Christ tells us everything we need to know about God with this story.  God is not concerned about our sins; His concern is that we wake up and remember who we are and what we are in Him.  God’s Will for us is happiness, our perfect happiness.  His joy and our joy are intertwined and will not be complete until we are united.  He has prepared no consequences for our sins, because none of it is real.  He did not demand the blood of Christ to appease His rage over our mistakes in the hellish realm – He sent His Son to show us that the most gruesome death our egos could come up with to end the Son of God, could not vanquish Him, could not squash His love for us, could not steal His joy or end our happiness, or drive Him from our hearts and minds.  He is there to stay!

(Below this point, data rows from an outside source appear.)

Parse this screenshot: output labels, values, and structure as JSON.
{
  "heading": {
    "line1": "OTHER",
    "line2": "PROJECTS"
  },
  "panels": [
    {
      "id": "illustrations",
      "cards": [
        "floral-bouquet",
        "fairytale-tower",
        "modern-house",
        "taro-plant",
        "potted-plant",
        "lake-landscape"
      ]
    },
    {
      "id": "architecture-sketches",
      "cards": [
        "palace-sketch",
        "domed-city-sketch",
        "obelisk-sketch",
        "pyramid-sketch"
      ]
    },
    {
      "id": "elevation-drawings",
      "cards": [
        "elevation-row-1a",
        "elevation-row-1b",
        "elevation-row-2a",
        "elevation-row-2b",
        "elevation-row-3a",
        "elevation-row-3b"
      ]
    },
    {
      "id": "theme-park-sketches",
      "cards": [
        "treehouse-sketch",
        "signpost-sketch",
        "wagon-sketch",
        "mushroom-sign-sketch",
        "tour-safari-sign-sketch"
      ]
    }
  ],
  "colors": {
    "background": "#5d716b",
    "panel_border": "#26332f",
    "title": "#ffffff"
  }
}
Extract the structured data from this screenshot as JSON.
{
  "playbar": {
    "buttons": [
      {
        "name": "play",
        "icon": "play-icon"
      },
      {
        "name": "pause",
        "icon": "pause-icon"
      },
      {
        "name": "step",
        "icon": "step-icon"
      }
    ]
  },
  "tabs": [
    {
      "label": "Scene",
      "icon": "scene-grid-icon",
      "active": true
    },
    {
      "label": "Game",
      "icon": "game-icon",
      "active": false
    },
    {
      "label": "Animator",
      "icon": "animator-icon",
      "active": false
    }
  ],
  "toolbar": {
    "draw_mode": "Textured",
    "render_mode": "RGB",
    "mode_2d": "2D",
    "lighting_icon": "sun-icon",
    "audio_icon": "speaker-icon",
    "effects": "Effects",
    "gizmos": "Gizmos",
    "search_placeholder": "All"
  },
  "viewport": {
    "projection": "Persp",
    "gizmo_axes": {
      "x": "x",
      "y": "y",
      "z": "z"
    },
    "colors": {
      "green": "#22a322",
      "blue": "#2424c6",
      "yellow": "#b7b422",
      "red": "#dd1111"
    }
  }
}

This Easter Saturday we can liberate ourselves of any residue of fear we have of our loving Father and His plan for our salvation.  We remember His love.  We remind ourselves that nothing we could ever do or fail to do could cause Him to rage and roar.  The story of sin, sacrifice, and appeasement – we see as the ploy of the ego to hurt and manipulate us into thinking that it is our maker, and we are its servants.  Jesus came to set us free from this temptation.  Jesus tells us that God’s Will for us is perfect happiness.  This is the truth because there is no sin. 

Let us accept the truth and be free!


[1] A Course in Miracles. Workbook for Students. Lesson 101 God’s Will for me…Foundation of Inner Peace, Second Edition (1992). pp 182-183.